O Governo liderado por António Costa esclarece que só será possível dar resposta a estes desafios com as "contas certas", com uma melhoria na "qualidade da democracia", com investimento na qualidade dos serviços públicos e ainda com uma valorização das funções de soberania.
No capítulo das contas certas, os objetivos são aqueles que os socialistas vinham a apregoar desde a campanha eleitoral e que até merecem sublinhado no documento: dívida pública a descer para próximo dos 100% do PIB até 2023 e saldo primário perto dos 3% do PIB.
No investimento público, o Governo pretende gastar uma verba superior a 10 mil milhões de euros com prioridade para a ferrovia, expansão do metro de Lisboa e Porto, bem como do sistema de mobilidade ligeira do Mondego, material circulante para metros, comboios e também Transtejo, renovação de estradas e ainda a construção de novos hospitais e recuperação de unidades hospitalares, sem detalhar, no entanto, quais.
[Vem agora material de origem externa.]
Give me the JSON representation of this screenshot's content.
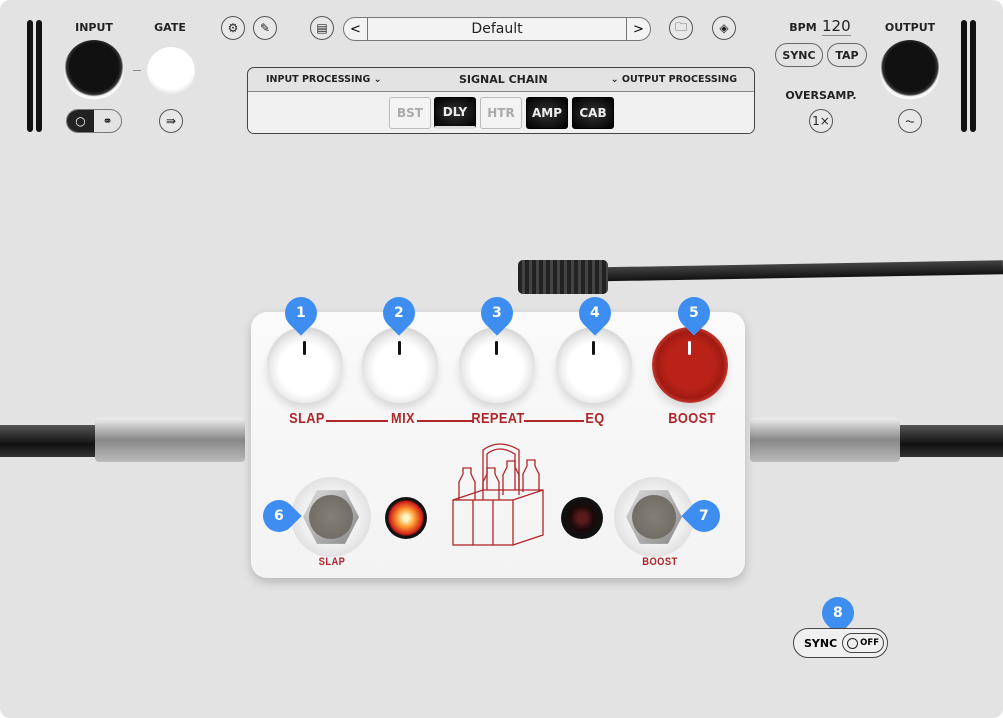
{
  "header": {
    "input_label": "INPUT",
    "gate_label": "GATE",
    "preset_name": "Default",
    "prev_label": "<",
    "next_label": ">",
    "bpm_label": "BPM",
    "bpm_value": "120",
    "sync_label": "SYNC",
    "tap_label": "TAP",
    "oversamp_label": "OVERSAMP.",
    "oversamp_value": "1×",
    "output_label": "OUTPUT"
  },
  "signal_chain": {
    "title": "SIGNAL CHAIN",
    "input_processing": "INPUT PROCESSING ⌄",
    "output_processing": "⌄ OUTPUT PROCESSING",
    "modules": [
      {
        "label": "BST",
        "active": false
      },
      {
        "label": "DLY",
        "active": true
      },
      {
        "label": "HTR",
        "active": false
      },
      {
        "label": "AMP",
        "active": true
      },
      {
        "label": "CAB",
        "active": true
      }
    ]
  },
  "pedal": {
    "knobs": [
      "SLAP",
      "MIX",
      "REPEAT",
      "EQ",
      "BOOST"
    ],
    "footswitches": [
      "SLAP",
      "BOOST"
    ],
    "led_slap_on": true,
    "led_boost_on": false,
    "accent_color": "#b0262a"
  },
  "markers": [
    "1",
    "2",
    "3",
    "4",
    "5",
    "6",
    "7",
    "8"
  ],
  "sync_toggle": {
    "label": "SYNC",
    "state": "OFF"
  },
  "colors": {
    "marker": "#3e8ef2",
    "background": "#e3e3e3"
  }
}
E é nos detalhes (ou falta deles) que está também um dos pontos-chave deste Programa de Governo: a ausência de metas específicas em muitos casos vai permitir ao Executivo alguma flexibilidade para negociar e procurar entendimentos com os partidos à esquerda.
Revisão da matéria
As bandeiras são muitas e foram sendo todas erguidas ao longo da campanha eleitoral, mas agora voltam à tona com o Programa de Governo que vai ser discutido nos dias 30 e 31 deste mês na Assembleia da República.
No que diz respeito ao SNS, o Governo reconhece que esta é "uma fase de maior pressão", ficando desde logo clara a questão das parcerias público-privadas (PPP) que tanto debate gerou aquando da lei de bases da saúde: "assume-se o compromisso de não fazer nenhuma nova PPP na gestão clínica num estabelecimento em que ela não exista".
Já nas questões demográficas, a natalidade ganha destaque com o Governo a vincar no documento que vai ser discutido na AR o aumento das deduções fiscais no IRS em função do número de filhos, sem diferenciar os filhos em função do rendimento dos pais. Também para incentivar os portugueses a terem mais do que um filho, o Programa estabelece a criação de um "complemento-creche", atribuindo a todos aqueles que tenham filhos nas creches "um valor garantido e universal que apoie a comparticipação das famílias no preço da creche a partir do segundo filho". Valores? Esses ficam incógnitos.
No capítulo do combate às desigualdades, foco para a possibilidade de penalizar fiscalmente as empresas que tenham "leques salariais excessivamente desiguais" e valorizar as que lutem contra a desigualdade salarial.
Também o combate à pobreza energética é elencado no Programa com o alargamento da tarifa social "ao gás de cidade e ao GPL engarrafado ou canalizado", sendo ainda revisto o modelo de fixação e aplicação da tarifa social da água "para que mais pessoas possam, de forma automática, aproveitar este benefício".
Nas desigualdades territoriais, é dada prioridade aos territórios mais vulneráveis, "que devem beneficiar de um estatuto especial", e daí advém a necessidade de "reforçar o diferencial de incentivos para investimentos direcionados para as regiões de baixa densidade, aprofundando os mecanismos de majoração de apoios nas políticas de estímulo ao investimento e nas políticas ativas de emprego".
Com a transição digital que agora até ganhou um ministério, o Governo propõe metas claras para uma economia mais digital: "alcançar um volume de exportações equivalente a 50% do PIB na primeira metade da próxima década e atingir um investimento global em I&D de 3% do PIB em 2030".
E, por falar em inovação, o Executivo propõe-se a "melhorar o regime do IRC para as empresas que reinvistam os seus lucros através de um aumento em 20% do limite máximo de lucros que podem ser objeto de reinvestimento (de 10M€ para 12M€), assim aumentando a dedução à coleta de IRC para estas empresas".
No capítulo da ciência, o objetivo é de que, até 2030, oinvestimento aumente até atingir 3% do PIB. Já na cultura, o Governo pretende aumentar de forma progressiva a despesa até ao fim da legislatura: "atingir 2% da despesa discricionária prevista no Orçamento do Estado".